Fitness Facts: Are you getting too much exercise?
By Connie Colbert
Director, Canyon Health and Wellness Clinic
With the start of the new year, many people have committed to more exercise and a healthier lifestyle. But did you know that too much exercise can be dangerous, too? While regular exercise is important for many health-related issues, too much or too strenuous of exercise can be harmful.
To get stronger and faster, you need to push your body. But you also need to rest. Moderate exercise can have more of a long-term benefit than excessive, intense exercise.
Rest is an important part of training. It allows your body to recover for your next workout. When you do not get enough rest, it can lead to poor performance and health problems.
How do I know if I am exercising too much?
Here are a few signs:
- Your performance is down
- You need longer periods of rest
- You always feel exhausted. Exercise should energize you.
- Mood swings or irritability
- Trouble sleeping
- Extreme muscle soreness
- Overuse injuries
- Losing motivation
- Getting more colds: There’s up to a 72-hour window of impaired immunity after intense exercise. This basically means viruses and bacteria might have an easier time infecting the body.
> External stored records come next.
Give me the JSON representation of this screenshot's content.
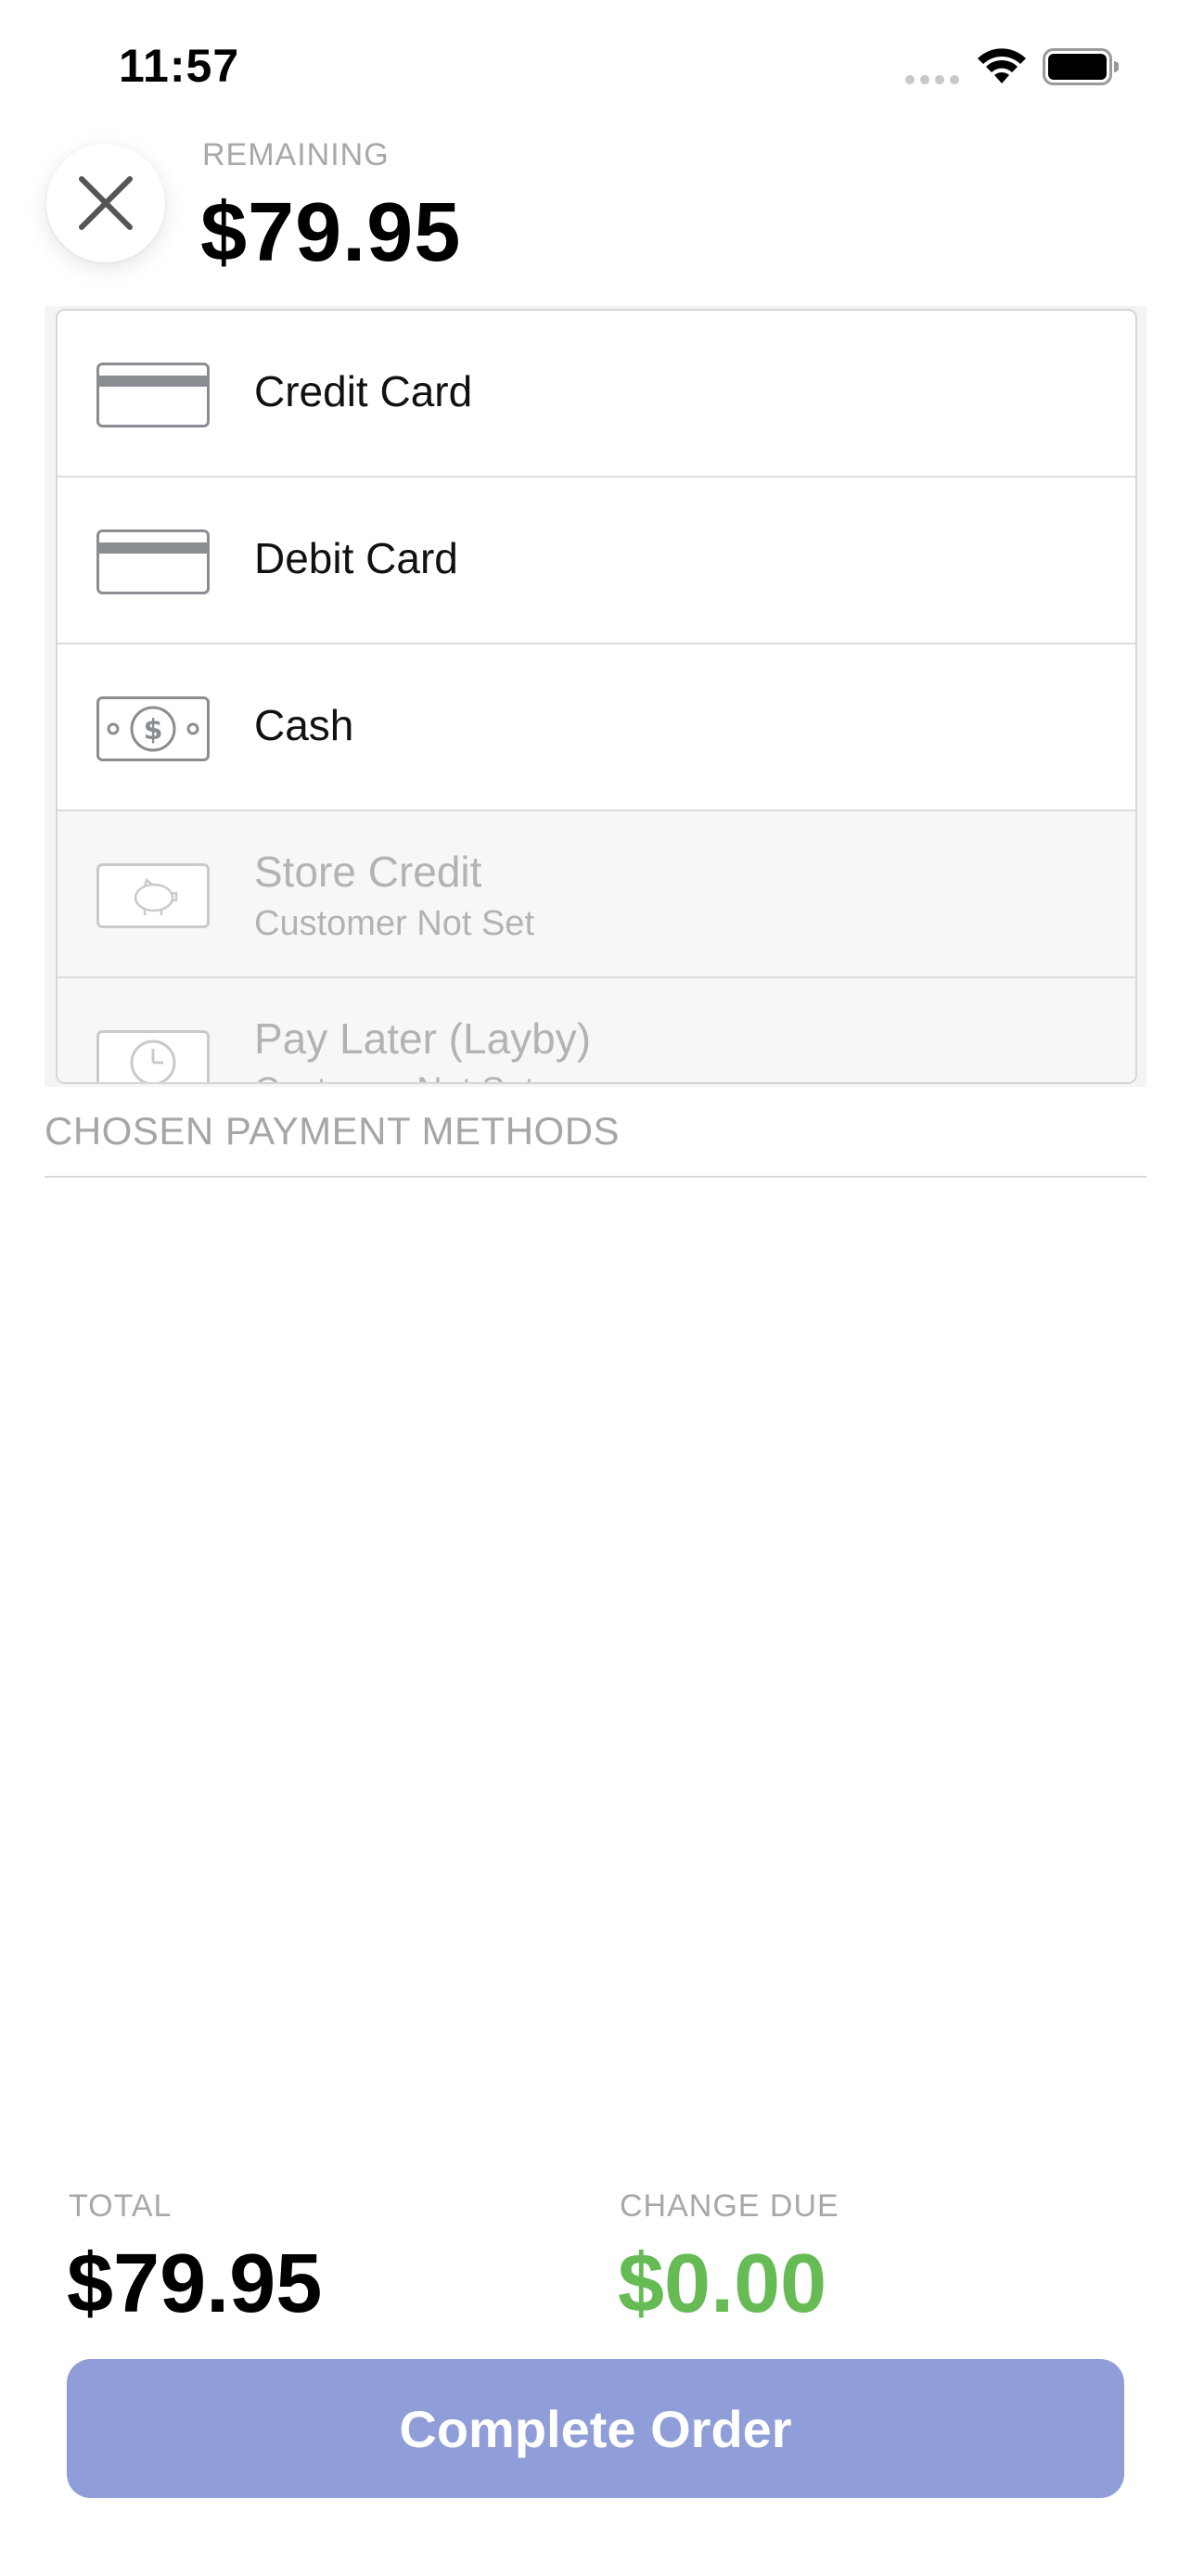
{
  "status_bar": {
    "time": "11:57",
    "icons": [
      "cellular-signal-icon",
      "wifi-icon",
      "battery-icon"
    ]
  },
  "header": {
    "close_icon": "close-icon",
    "remaining_label": "REMAINING",
    "remaining_amount": "$79.95"
  },
  "payment_methods": [
    {
      "label": "Credit Card",
      "subtitle": "",
      "icon": "credit-card-icon",
      "enabled": true
    },
    {
      "label": "Debit Card",
      "subtitle": "",
      "icon": "debit-card-icon",
      "enabled": true
    },
    {
      "label": "Cash",
      "subtitle": "",
      "icon": "cash-icon",
      "enabled": true
    },
    {
      "label": "Store Credit",
      "subtitle": "Customer Not Set",
      "icon": "piggy-bank-icon",
      "enabled": false
    },
    {
      "label": "Pay Later (Layby)",
      "subtitle": "Customer Not Set",
      "icon": "clock-icon",
      "enabled": false
    }
  ],
  "chosen": {
    "heading": "CHOSEN PAYMENT METHODS"
  },
  "totals": {
    "total_label": "TOTAL",
    "total_amount": "$79.95",
    "change_label": "CHANGE DUE",
    "change_amount": "$0.00"
  },
  "complete_button": {
    "label": "Complete Order"
  },
  "colors": {
    "change_due": "#66bb55",
    "complete_button_bg": "#8f9dd8",
    "muted_text": "#a8a8a8",
    "icon_stroke": "#8a8d91"
  }
}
And athletes who over-exercised also experienced more upper respiratory tract infections.
- Losing weight
- Feeling anxiety
- Loss of appetite
Working out too much or too vigorously (especially when you are new to an exercise regimen or you increase the intensity of your workout too quickly) can cause such muscle damage that the contents of the muscle fibers are released into your bloodstream, which can result damage your kidneys. This can be a life-threatening condition known as Rhabdomyolysis.
If you have signs such as extreme muscle pain, muscle weakness, trouble moving your arms and legs, dark red or brown urine or decreased urination after exercising, see a health professional immediately.
According to the U.S. National Library of Medicine:
If you have been exercising a lot and have any of these symptoms, cut back on exercise or rest completely for one or two weeks. Often, this is all it takes to recover.
If you are still tired after one or two weeks of rest, see your health care provider. You may need to keep resting or dial back your workouts for a month or longer. Your provider can help you decide how and when it is safe to start exercising again.
Make sure you:
- Eat enough calories for your level of exercise
- Drink enough water when you exercise
- Get enough sleep (aim for 8 hours, if possible)
- Do not exercise in the extreme heat or cold
- Cut back on exercise when you are sick or under a lot of stress
- Take a full day off every week
You can avoid over-exercising by listening to your body and getting enough rest.
Call a medical professional if you have signs of over-training after 1-2 weeks of rest, have symptoms of guilt or anxiety if you do not exercise, or exercise has been a compulsion.